The paper from the Ellstrand group detailing “that California wild radish has now become an evolutionary entity separate from both of its parents” is here: Hegde, SG. et al. 2006. The Evolution of California’s Wild Radish Has Resulted in the Extinction of its Progenitors. Evolution. 60(6): 1187-1197. doi:10.1111/j.0014-3820.2006.tb01197.x. From a read of the abstract, it seems that the wild parent species have become extinct (at least locally) and replaced by these hybridized descendants.

Raphanus hybrids

9 responses to “Raphanus hybrid”

  1. Louise

    This is wonderful…!!! I used to see several of these colors on our ranches when I was a girl in Stanislaus and Lake counties in California. They were often growing near wild mustard, so I ”assumed” it was a variety of the mustards…:) Beautiful display…Thanks so much!

  2. annie morgan

    Ah, wild radish is it’s common name. It’s interesting to have the latin nomenclature, but I do like it when the common name is included.

  3. Meg Bernstein

    Wouldn’t it be fun to have all these colors in one field!

  4. Susanne

    hm, I wonder if there are differences other than just the flower color? Flower color does not seem to be something that would put a a great deal of selective pressure on the plants. It is an interesting concept that when a new species evolves there is more variation (genetic diversity) some of which is lost later on. Fascinating!

  5. elizabeth a airhart

    mr darwin still has us debating
    his ideas yes no maybe or
    the flowers are pretty just try
    to enjoy and give your brain a rest
    the write up is fine the montage
    is just fine and intersting
    this is friday the 13th beware of
    black cats -thank you daniel and company

  6. Sue Vargas

    I love the daily dose of botanical thoughts, thanks Daniel!

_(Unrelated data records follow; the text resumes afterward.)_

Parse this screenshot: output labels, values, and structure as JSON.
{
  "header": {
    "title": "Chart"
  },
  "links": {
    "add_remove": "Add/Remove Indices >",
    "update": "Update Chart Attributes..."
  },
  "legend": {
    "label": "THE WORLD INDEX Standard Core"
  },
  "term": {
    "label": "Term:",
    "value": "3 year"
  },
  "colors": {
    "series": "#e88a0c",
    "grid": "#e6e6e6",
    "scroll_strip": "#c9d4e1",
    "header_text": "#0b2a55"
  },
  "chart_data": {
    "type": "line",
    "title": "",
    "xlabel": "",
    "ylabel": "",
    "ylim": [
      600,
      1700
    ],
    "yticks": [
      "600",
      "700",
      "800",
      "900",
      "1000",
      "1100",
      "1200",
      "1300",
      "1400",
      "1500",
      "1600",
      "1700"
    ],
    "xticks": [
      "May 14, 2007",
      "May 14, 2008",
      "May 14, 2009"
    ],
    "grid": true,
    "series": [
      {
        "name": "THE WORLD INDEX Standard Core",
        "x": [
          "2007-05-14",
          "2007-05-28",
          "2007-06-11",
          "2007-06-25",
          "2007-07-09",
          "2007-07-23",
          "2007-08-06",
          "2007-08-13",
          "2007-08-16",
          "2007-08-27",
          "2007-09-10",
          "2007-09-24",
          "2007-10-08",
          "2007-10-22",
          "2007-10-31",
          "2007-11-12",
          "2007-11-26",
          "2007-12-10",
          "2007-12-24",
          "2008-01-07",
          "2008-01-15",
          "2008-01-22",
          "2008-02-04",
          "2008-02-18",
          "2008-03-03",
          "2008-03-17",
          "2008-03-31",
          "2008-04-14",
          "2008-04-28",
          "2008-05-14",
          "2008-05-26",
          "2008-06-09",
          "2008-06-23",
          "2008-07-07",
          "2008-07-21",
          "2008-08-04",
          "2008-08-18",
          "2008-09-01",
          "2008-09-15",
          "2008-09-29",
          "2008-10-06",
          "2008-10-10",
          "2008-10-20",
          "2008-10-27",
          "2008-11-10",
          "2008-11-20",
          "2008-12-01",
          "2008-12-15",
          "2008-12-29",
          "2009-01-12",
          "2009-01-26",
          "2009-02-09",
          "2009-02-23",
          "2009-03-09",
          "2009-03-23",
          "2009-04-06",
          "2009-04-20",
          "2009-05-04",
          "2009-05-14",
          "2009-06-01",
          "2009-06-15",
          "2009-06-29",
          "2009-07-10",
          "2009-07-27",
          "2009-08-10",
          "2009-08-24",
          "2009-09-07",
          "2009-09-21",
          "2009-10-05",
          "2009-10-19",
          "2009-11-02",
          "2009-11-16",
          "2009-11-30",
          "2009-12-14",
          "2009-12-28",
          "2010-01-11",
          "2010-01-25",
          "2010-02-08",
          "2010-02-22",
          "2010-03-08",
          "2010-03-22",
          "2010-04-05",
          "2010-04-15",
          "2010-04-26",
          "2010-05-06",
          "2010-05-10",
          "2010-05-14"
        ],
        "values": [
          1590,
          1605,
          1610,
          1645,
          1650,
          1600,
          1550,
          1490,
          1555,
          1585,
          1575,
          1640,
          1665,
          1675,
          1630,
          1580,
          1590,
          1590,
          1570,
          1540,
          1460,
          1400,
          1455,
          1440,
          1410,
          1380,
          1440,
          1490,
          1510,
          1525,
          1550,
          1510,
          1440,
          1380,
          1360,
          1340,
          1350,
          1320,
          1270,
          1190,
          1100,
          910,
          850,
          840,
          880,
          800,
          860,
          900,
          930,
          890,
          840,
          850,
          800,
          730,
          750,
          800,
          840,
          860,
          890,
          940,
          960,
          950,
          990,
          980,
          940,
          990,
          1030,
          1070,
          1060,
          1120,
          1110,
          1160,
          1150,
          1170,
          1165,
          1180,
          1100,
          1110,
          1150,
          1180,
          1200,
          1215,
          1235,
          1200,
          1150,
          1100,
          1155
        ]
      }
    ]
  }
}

Makes me wonder about the big flap concerning “invasive species” here in Michigan. The plant community evolves unaware of man’s intervention.

  7. D'Gaia

    I just set Mr. Nguyen’s beautiful montage as my desktop background…many thanks to him & to you for such wonderful daily diversions. I hope there is a CA plant breeder working to capture these outstanding colors, before the species settles on just a few and jettisons the rest.

  8. Melissa

    While I always look forward to these posts, it is especially exciting to see plants from right out my back door! Point Reyes National Seashore will always have a special place in my heart, thanks for the write-up!

  9. Barry

    These are common plants around here near Monterey. The colors I recall are mostly purples and pinks. Beautiful even if they are weeds. Aside from their flowers, their “bottle gourd” fruits are also interesting.